What the Hiflow service covers
- Door-to-door or station-to-station transport of your vehicle, including routes like Paris to the southeast of France
- Specific insurance during transport, with an inventory check at departure and arrival
- The option to transport luggage in the trunk of the conveyed vehicle, which lightens your train journey
Have you noticed that this model resembles more of a car delivery service than a train? This is precisely the shift in philosophy. The vehicle travels, but you do not.
What changes in terms of pricing
The price of a Hiflow transport depends on the distance, the type of vehicle, and the desired timeframe. Unlike the old auto-train where the price was relatively standardized, the cost varies according to supply and demand.

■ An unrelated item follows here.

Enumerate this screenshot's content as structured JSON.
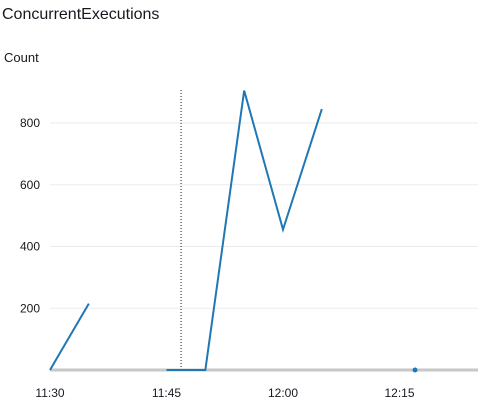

A transport on a highly demanded route during the summer will be more expensive than in the low season.
You must add to this price your personal train ticket (TGV, Ouigo, or other). The total of both can remain competitive compared to the overall cost of a highway trip if you factor in tolls, fuel, and the fatigue of a several-hour journey.
Auto-train in Europe: alternatives that still work
While the service has disappeared in France, auto-sleeper trains still operate in Europe. The Austrian ÖBB offers Nightjet connections that accept vehicles on certain routes, particularly between Germany and Austria or Italy.
For travelers crossing the Channel, Eurotunnel Le Shuttle remains a strict auto-train service: you drive your car onto the shuttle and retrieve it on the other side of the tunnel.
These examples show that the concept has not disappeared everywhere. In France, the question of reviving it is the subject of structured discussions.
Reviving the auto-train in France: where is the project now?
The FNAUT (National Federation of Transport User Associations) and the AUTAUT association advocate for the reopening of an auto-train service on major French routes, including Paris-Marseille. Their advocacy is based on a study published in December 2024 by The Shift Project.
This study concludes that the auto-train presents a significant climate benefit for journeys over 600 km. Paris-Marseille, with its approximately 775 km by road, fully falls into this category.

The analysis goes beyond a simple price comparison of the ticket. It incorporates the full cost to society: CO2 emissions, local pollution, road congestion. According to this report, the overall cost of an auto-train would be lower than that of individual car travel for most family configurations on a route like Paris-Marseille.
Why does this data matter? Because most online comparisons only consider the price paid by the traveler (ticket versus fuel and tolls). This approach ignores the costs borne by society, which ultimately weigh on public finances and thus on taxpayers.
Barriers to reopening
Reviving such a service requires heavy investments: acquiring new car-carrying wagons, adapting loading platforms at stations, and especially securing available rail paths on a network already saturated during peak hours.
No official timeline has been announced by SNCF or the Ministry of Transport. The project remains at the study and advocacy stage.
Comparing options for a Paris-Marseille trip with your car
While waiting for a possible revival, here are the available solutions for traveling with your vehicle between Paris and Marseille:
- Hiflow via SNCF Connect: vehicle transport by a driver, you take the train on your side. Booking on the SNCF Connect website
- Personal driving: A6 then A7 highway, with tolls and fuel. Expect several hours of driving depending on traffic
- Train only plus local rental: TGV Paris-Marseille in a few hours, then renting a vehicle upon arrival if necessary
The choice depends on the length of stay. For a week or more in the south, having your own car on-site justifies the extra cost of transport. For a long weekend, local rental will often be simpler and cheaper.
The auto-train service as it existed may not return in its historical form. The work of FNAUT and the Shift Project shows that the need remains real, but the response now involves hybrid formulas that combine rail transport and road conveyance.